Simons was recruited by Georgia Governor Roy Barnes, and the Robert W. Woodruff Foundation of Atlanta to be the Founding Director of the Winship Cancer Institute at Emory University and Chair of Hematology and Oncology at the Emory Clinic. Simons led the creation of the Georgia State Cancer Plan, Georgia’s tobacco settlement investment in cancer research and new faculty recruitment programs within the Georgia Cancer Coalition. Simons co-directed with Shuming Nie the National Cancer Institute Center for Cancer Nanotechnology Excellence at Emory and Georgia Institute of Technology. From 2000 to 2006, Simons was a Distinguished Service Professor of Hematology and Oncology at the Emory University School of Medicine, and Professor of Materials Sciences Engineering at the Georgia Institute of Technology.

With Michael Milken, chairman of the board of FasterCures, Simons created the strategic plan and served as the interim chief science officer for the launch of the Melanoma Research Alliance. The Melanoma Research Alliance was founded by Debra and Leon Black in 2007.

In 2011, Simons was inducted into the Johns Hopkins University Society of Scholars.
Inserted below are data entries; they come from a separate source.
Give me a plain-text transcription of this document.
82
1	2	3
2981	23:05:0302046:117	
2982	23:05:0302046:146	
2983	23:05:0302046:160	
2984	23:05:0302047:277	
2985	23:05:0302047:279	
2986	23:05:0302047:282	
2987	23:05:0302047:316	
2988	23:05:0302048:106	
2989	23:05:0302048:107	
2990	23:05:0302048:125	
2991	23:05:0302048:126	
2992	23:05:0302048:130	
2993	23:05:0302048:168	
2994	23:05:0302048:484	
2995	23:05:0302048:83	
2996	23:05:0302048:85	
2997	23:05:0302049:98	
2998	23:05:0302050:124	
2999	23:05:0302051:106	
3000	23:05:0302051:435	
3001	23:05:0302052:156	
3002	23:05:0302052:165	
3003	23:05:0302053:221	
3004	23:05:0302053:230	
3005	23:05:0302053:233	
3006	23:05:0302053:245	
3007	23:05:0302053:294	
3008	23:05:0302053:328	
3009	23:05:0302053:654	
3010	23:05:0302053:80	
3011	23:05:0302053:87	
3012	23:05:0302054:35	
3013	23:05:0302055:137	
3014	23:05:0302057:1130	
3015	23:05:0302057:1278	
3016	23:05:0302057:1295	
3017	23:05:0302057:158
The society inducts former postdoctoral fellows, postdoctoral degree recipients, house staff and junior or visiting faculty who have served at least a year at Johns Hopkins and thereafter gained marked distinction elsewhere in their fields.

Simons received the Johns Hopkins University Distinguished Alumni Award in 2020 from the Johns Hopkins University School of Medicine.

===Prostate Cancer Foundation===
Simons has led the expansion of PCF’s Research Awards globally to over 800 research awards in 22 countries including $590.0 million invested in peer-reviewed funding to 240 teams of scientists working on human genetics, molecular oncology, genomic medicines, molecular imaging, and "precision immunotherapy". In total, funding from the PCF Research Enterprise has propelled 14 FDA approvals in prostate cancer.

In 2008, 2011, and 2012, Simons launched new peer-reviewed research programs in the United Kingdom, China, and Ireland. The Prostate Cancer Foundation also increased its support for cancer researchers in Australia, Canada, and Greece through the PCF Hellenic Fund. In 2020, the PCF Global Research Enterprise extended to award investigators in 22 countries.

When Simons joined the Prostate Cancer Foundation in 2007, he launched the “PCF 100”, with the goal of securing support for 100 Young Investigators. Each Young Investigator receives a three-year award and total grant amount of $225,000, which is matched dollar-for-dollar by his or her university. PCF has invested more than $70 million to support 314 young investigators since 2007.

In 2016, as a part of Vice President Biden's Cancer Moonshot initiative, Simons announced a 5-year, Foundation-Government partnership with the Department of Veterans Affairs for a precision oncology clinical research and care program for every US veteran with prostate cancer in the VA.

In 2020, Simons launched the Prostate Cancer Theranostics and Imaging Centre of Excellence (ProsTIC) at the Peter MacCallum Cancer Centre in Melbourne, Australia.